To describe the motor biking is tough. To sum it up try taking all the traditional urban hazards and overlaying them on a road surface of terrible quality and further overlaying the road consideration of other drivers normally associated with a banger car race and your half way there. In turn these hazards included people wondering in the road, goats ambling around, cows playing chicken, occasional tarmac interspersed with broken ground, pot holes everywhere, cars speeding past squeezing through the most optimistic gaps and finally the trucks. Truck drivers are aware that they are the biggest thing on the road and drive accordingly, with the filtered kind of vision that only registers things the same size of bigger than them. Or those likely to be carrying armed passengers. As such they often overtake despite the oncoming traffic and flash their lights just once to give you the hint that they should have right of way. I had imagined the motor bike to be a little more comfortable and a little less mortally dangerous than my first experience but they are none the less excellent fun. After a brief stop in a town renowned for Maoist's (generally tourist unfriendly communist movement in Nepal widely aknowledged to be trained by ex-Gurka soldiers) to ask directions, and no we didn't get off the bikes, we rolled into our place to stay in Chitwan national park.

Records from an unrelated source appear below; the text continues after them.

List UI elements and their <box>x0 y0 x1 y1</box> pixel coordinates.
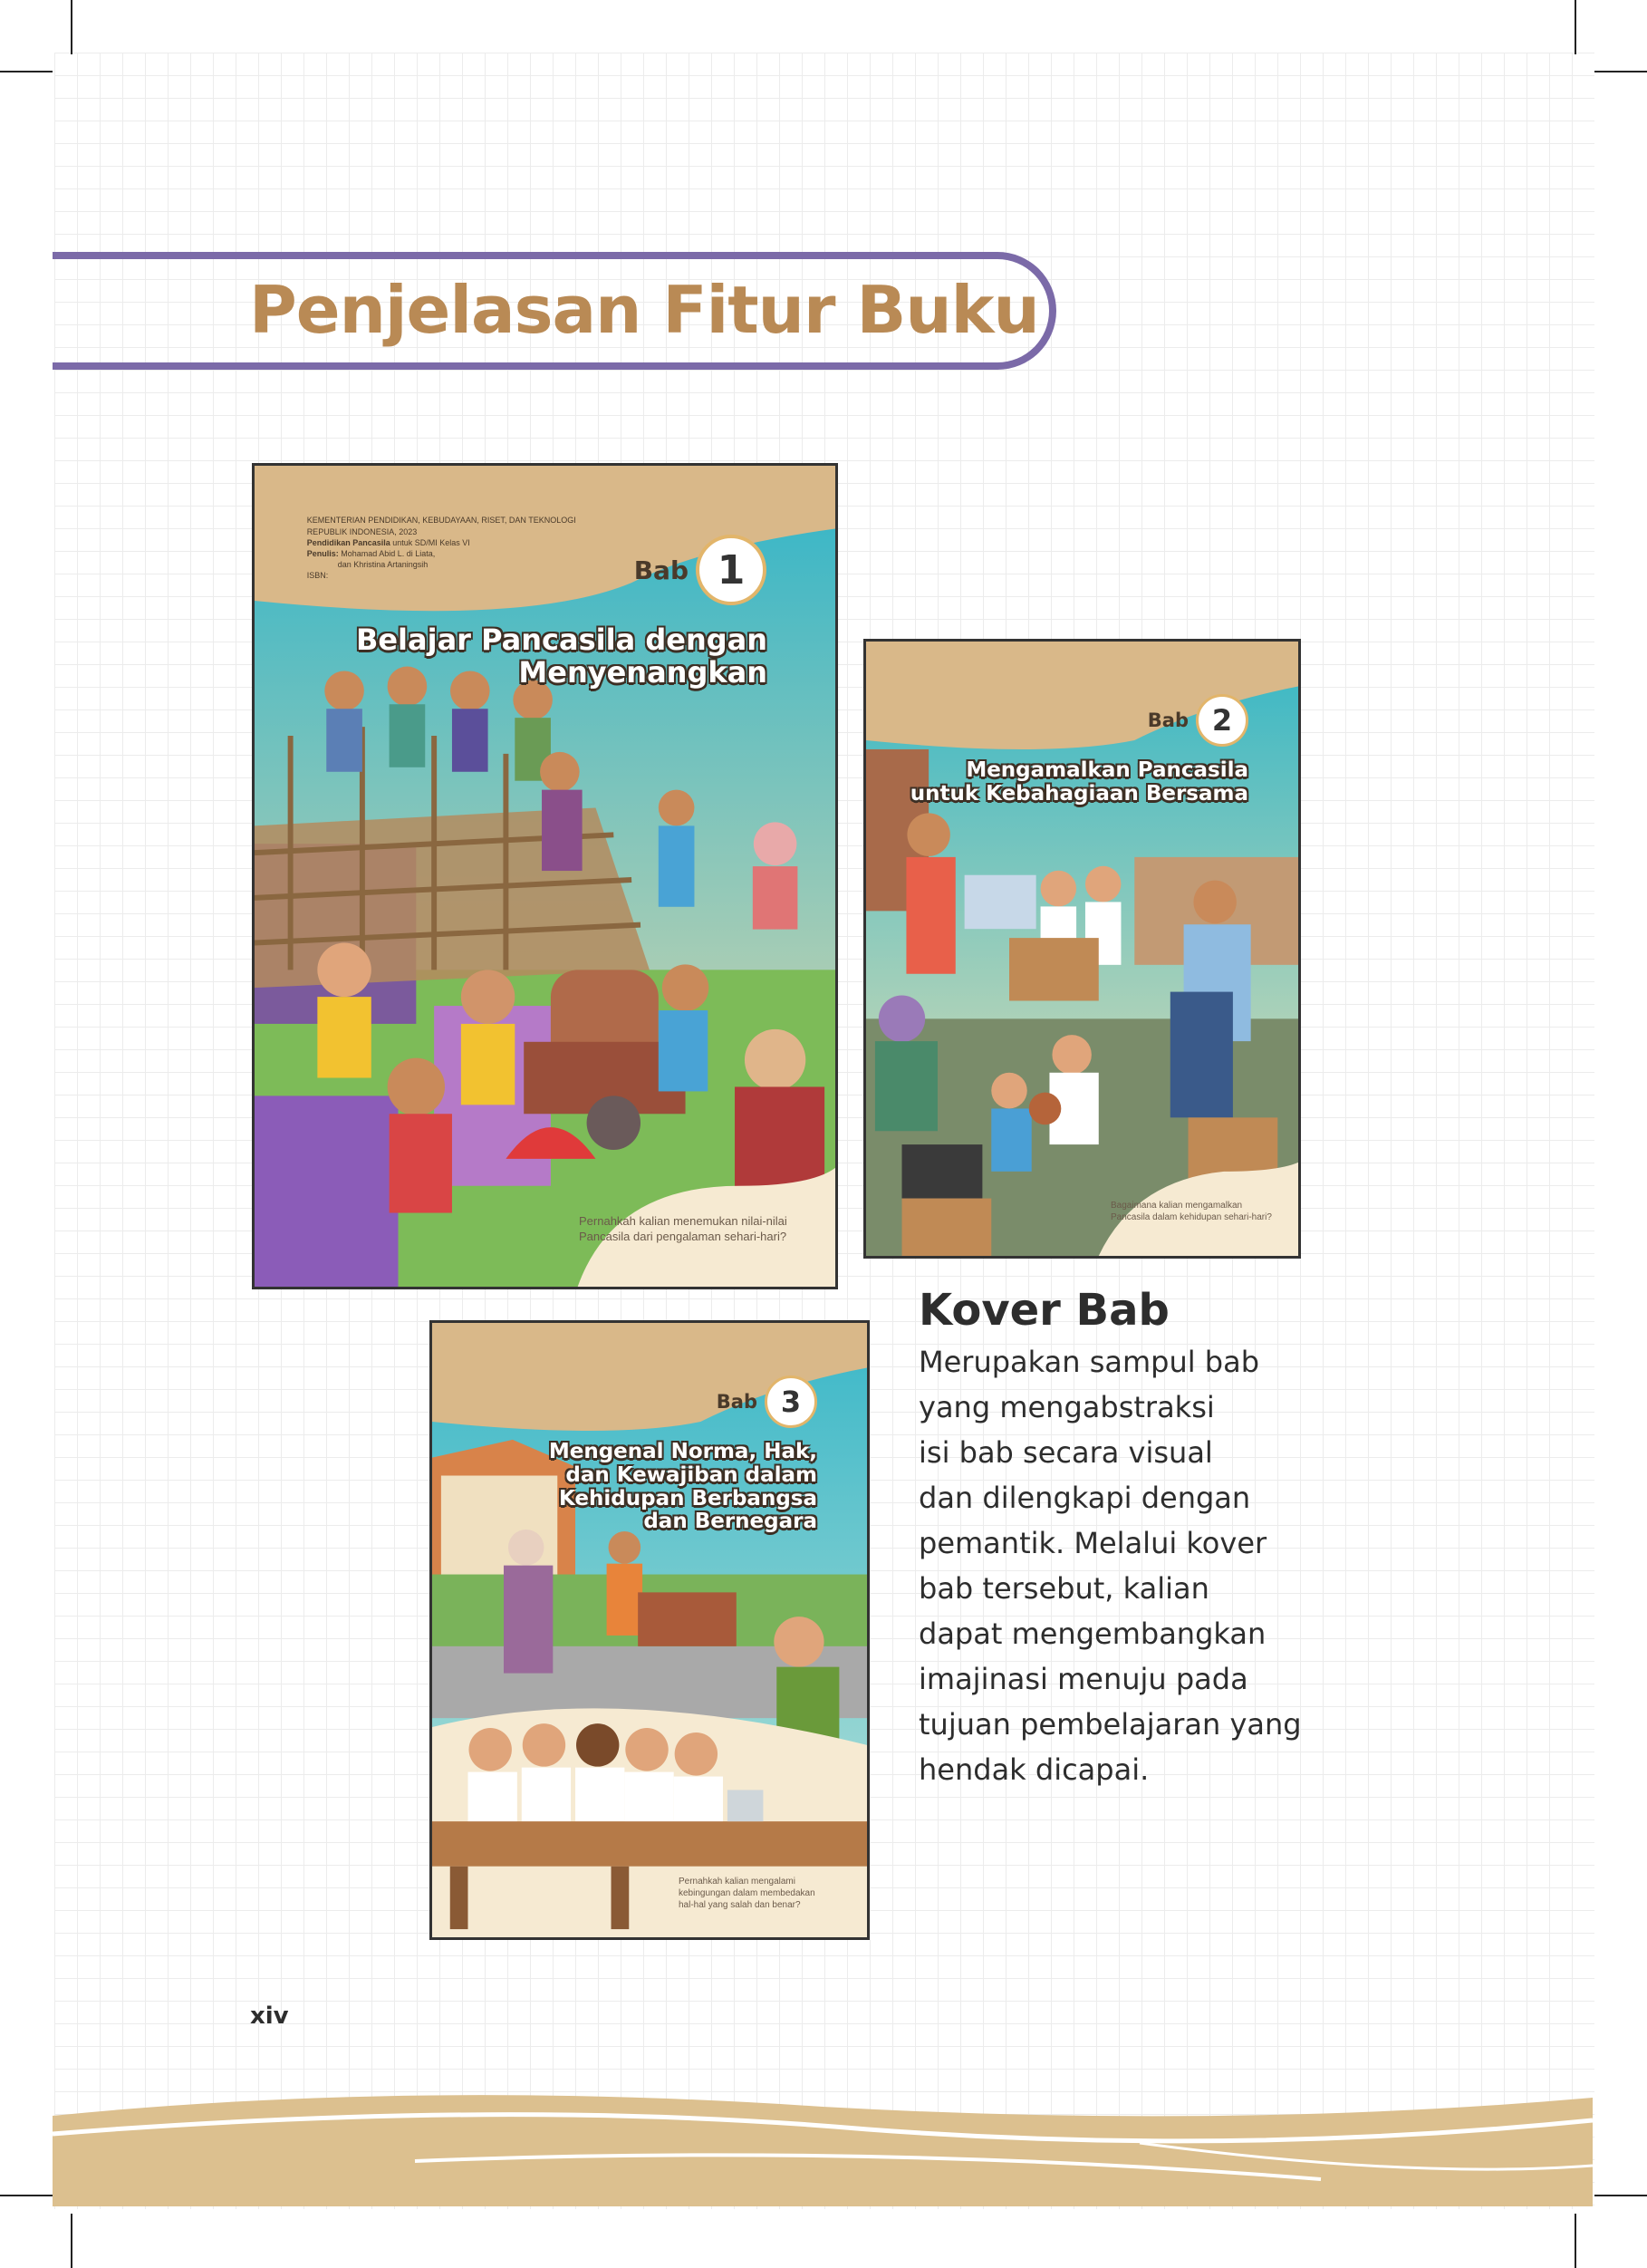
crop-mark <box>0 2195 53 2196</box>
crop-mark <box>1575 0 1576 54</box>
isbn-label: ISBN: <box>306 571 329 581</box>
cover-title-line: Menyenangkan <box>518 654 767 690</box>
cover-2-title: Mengamalkan Pancasila untuk Kebahagiaan … <box>910 758 1248 806</box>
country-year-text: REPUBLIK INDONESIA, 2023 <box>306 526 418 536</box>
description-line: Merupakan sampul bab <box>919 1345 1260 1379</box>
question-line: Pancasila dalam kehidupan sehari-hari? <box>1111 1212 1272 1222</box>
cover-title-line: untuk Kebahagiaan Bersama <box>910 781 1248 806</box>
description-line: bab tersebut, kalian <box>919 1571 1209 1606</box>
description-line: tujuan pembelajaran yang <box>919 1707 1302 1742</box>
bab-label: Bab <box>1147 709 1189 731</box>
description-line: imajinasi menuju pada <box>919 1662 1248 1696</box>
cover-3-question: Pernahkah kalian mengalami kebingungan d… <box>679 1876 815 1911</box>
author-value: Mohamad Abid L. di Liata, <box>341 548 436 558</box>
subject-value: untuk SD/MI Kelas VI <box>392 537 470 547</box>
bab-number: 3 <box>765 1375 817 1428</box>
crop-mark <box>71 0 72 54</box>
cover-1-meta: KEMENTERIAN PENDIDIKAN, KEBUDAYAAN, RISE… <box>307 515 656 581</box>
description-line: yang mengabstraksi <box>919 1390 1215 1424</box>
bab-badge-2: Bab 2 <box>1148 694 1248 747</box>
description-line: dapat mengembangkan <box>919 1617 1267 1651</box>
page-title: Penjelasan Fitur Buku <box>249 272 1040 348</box>
bab-label: Bab <box>716 1391 757 1413</box>
bab-number: 1 <box>696 535 766 605</box>
author-label: Penulis: <box>306 548 339 558</box>
bab-badge-1: Bab 1 <box>634 535 766 605</box>
question-line: Pernahkah kalian mengalami <box>679 1877 795 1887</box>
subject-label: Pendidikan Pancasila <box>306 537 390 547</box>
crop-mark <box>1575 2214 1576 2268</box>
crop-mark <box>1594 71 1647 72</box>
author-line: Penulis: Mohamad Abid L. di Liata, <box>307 548 656 559</box>
kover-description: Merupakan sampul bab yang mengabstraksi … <box>919 1339 1326 1792</box>
question-line: Pancasila dari pengalaman sehari-hari? <box>579 1229 787 1243</box>
cover-bab-2: Bab 2 Mengamalkan Pancasila untuk Kebaha… <box>863 639 1301 1259</box>
question-line: hal-hal yang salah dan benar? <box>679 1900 801 1910</box>
ministry-text: KEMENTERIAN PENDIDIKAN, KEBUDAYAAN, RISE… <box>306 516 576 526</box>
cover-title-line: dan Kewajiban dalam <box>565 1462 817 1487</box>
author-value-2: dan Khristina Artaningsih <box>337 559 429 569</box>
cover-title-line: Mengamalkan Pancasila <box>966 758 1248 782</box>
footer-wave <box>53 2095 1593 2206</box>
bab-badge-3: Bab 3 <box>717 1375 817 1428</box>
cover-2-question: Bagaimana kalian mengamalkan Pancasila d… <box>1111 1200 1272 1223</box>
kover-heading: Kover Bab <box>919 1285 1170 1336</box>
cover-1-question: Pernahkah kalian menemukan nilai-nilai P… <box>579 1214 787 1245</box>
cover-title-line: Belajar Pancasila dengan <box>355 622 767 657</box>
description-line: isi bab secara visual <box>919 1435 1213 1470</box>
question-line: kebingungan dalam membedakan <box>679 1888 815 1898</box>
description-line: pemantik. Melalui kover <box>919 1526 1267 1560</box>
bab-label: Bab <box>633 555 689 585</box>
cover-bab-1: KEMENTERIAN PENDIDIKAN, KEBUDAYAAN, RISE… <box>252 463 838 1289</box>
crop-mark <box>71 2214 72 2268</box>
crop-mark <box>1594 2195 1647 2196</box>
cover-title-line: Kehidupan Berbangsa <box>559 1486 817 1510</box>
cover-bab-3: Bab 3 Mengenal Norma, Hak, dan Kewajiban… <box>429 1320 870 1940</box>
page-number: xiv <box>250 2003 289 2030</box>
description-line: dan dilengkapi dengan <box>919 1481 1251 1515</box>
subject-line: Pendidikan Pancasila untuk SD/MI Kelas V… <box>307 537 656 548</box>
cover-title-line: dan Bernegara <box>643 1510 817 1534</box>
cover-1-title: Belajar Pancasila dengan Menyenangkan <box>355 622 767 690</box>
cover-3-title: Mengenal Norma, Hak, dan Kewajiban dalam… <box>548 1440 817 1534</box>
crop-mark <box>0 71 53 72</box>
bab-number: 2 <box>1196 694 1248 747</box>
question-line: Bagaimana kalian mengamalkan <box>1111 1201 1243 1211</box>
question-line: Pernahkah kalian menemukan nilai-nilai <box>579 1214 787 1228</box>
description-line: hendak dicapai. <box>919 1752 1150 1787</box>
cover-title-line: Mengenal Norma, Hak, <box>548 1440 817 1463</box>
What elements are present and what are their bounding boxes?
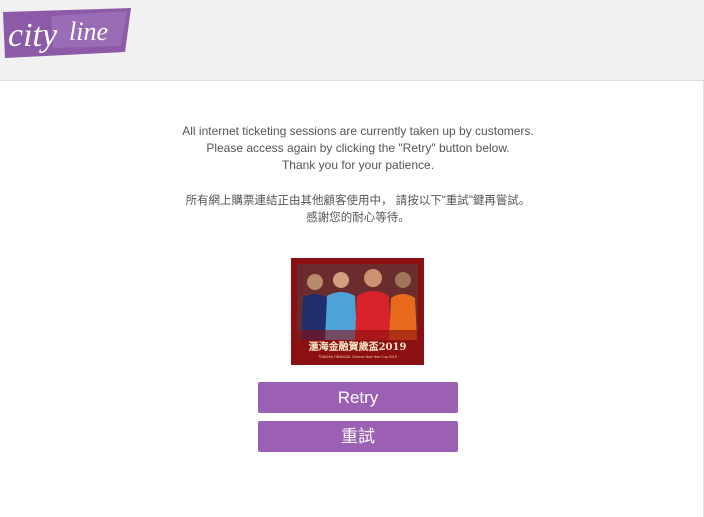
page-header: city line (0, 0, 704, 81)
svg-text:line: line (69, 17, 108, 46)
banner-title: 滙海金融賀歲盃2019 (309, 340, 407, 353)
message-zh-line-2: 感謝您的耐心等待。 (306, 212, 410, 224)
main-content: All internet ticketing sessions are curr… (0, 81, 704, 517)
message-en-line-3: Thank you for your patience. (281, 158, 435, 172)
message-zh-line-1: 所有網上購票連結正由其他顧客使用中， 請按以下"重試"鍵再嘗試。 (185, 195, 531, 207)
banner-subtitle: TONGHAI FINANCIAL Chinese New Year Cup 2… (317, 355, 397, 359)
busy-message-english: All internet ticketing sessions are curr… (0, 123, 704, 174)
busy-message-chinese: 所有網上購票連結正由其他顧客使用中， 請按以下"重試"鍵再嘗試。 感謝您的耐心等… (0, 193, 704, 227)
retry-button[interactable]: Retry (258, 382, 458, 413)
svg-text:city: city (8, 17, 58, 54)
message-en-line-1: All internet ticketing sessions are curr… (182, 124, 534, 138)
message-en-line-2: Please access again by clicking the "Ret… (206, 141, 510, 155)
retry-button-chinese[interactable]: 重試 (258, 421, 458, 452)
cityline-logo[interactable]: city line (3, 8, 131, 58)
event-banner-image: 滙海金融賀歲盃2019 TONGHAI FINANCIAL Chinese Ne… (291, 258, 424, 365)
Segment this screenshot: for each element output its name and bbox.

The following day was to feature an elephant playing football with a dog, a dug out canoe ride in a lightening storm through crocodile infested waters to trek through a tiger and rhino inhabited jungle through the pouring rain while picking leeches off every exposed surface.....but that's perhaps a little extension to our story which you'll have to buy with some beers.

Writing this diary has cost me, in no particualr order, over a year, a computer and about a crate of gin. However, the chance to relive every moment has been worth it ten fold. Since finishing this trip life has swept me up again with a second year in a new job, the death of my grandad, becoming an uncle, re-finding a fantastic girl and selling a house to move into a tiny rented room where I write this now. Looking back over the whole trip I realise how lucky I am to not only have friends who are willing and capable of these stupid trips but also who overcome my natural risk adverse nature and persuade me to join them - why remains a mystery. While the march of time and responsibilities will inevitably mean the frequency of these trips will diminishm, probably all too rapidly, I'd like to say a heartfelt thanks to both Andy Cross and Steve Wyatt who I admire greatly for their seemingly limitless appetite for life and their firm self-confidence to overcome any mishap which spreads that confidence to those around them. With their help I now have stories I hope to be telling my grandchildren in years to come - with the air of a challenge: go on, live your life and beat that if you can.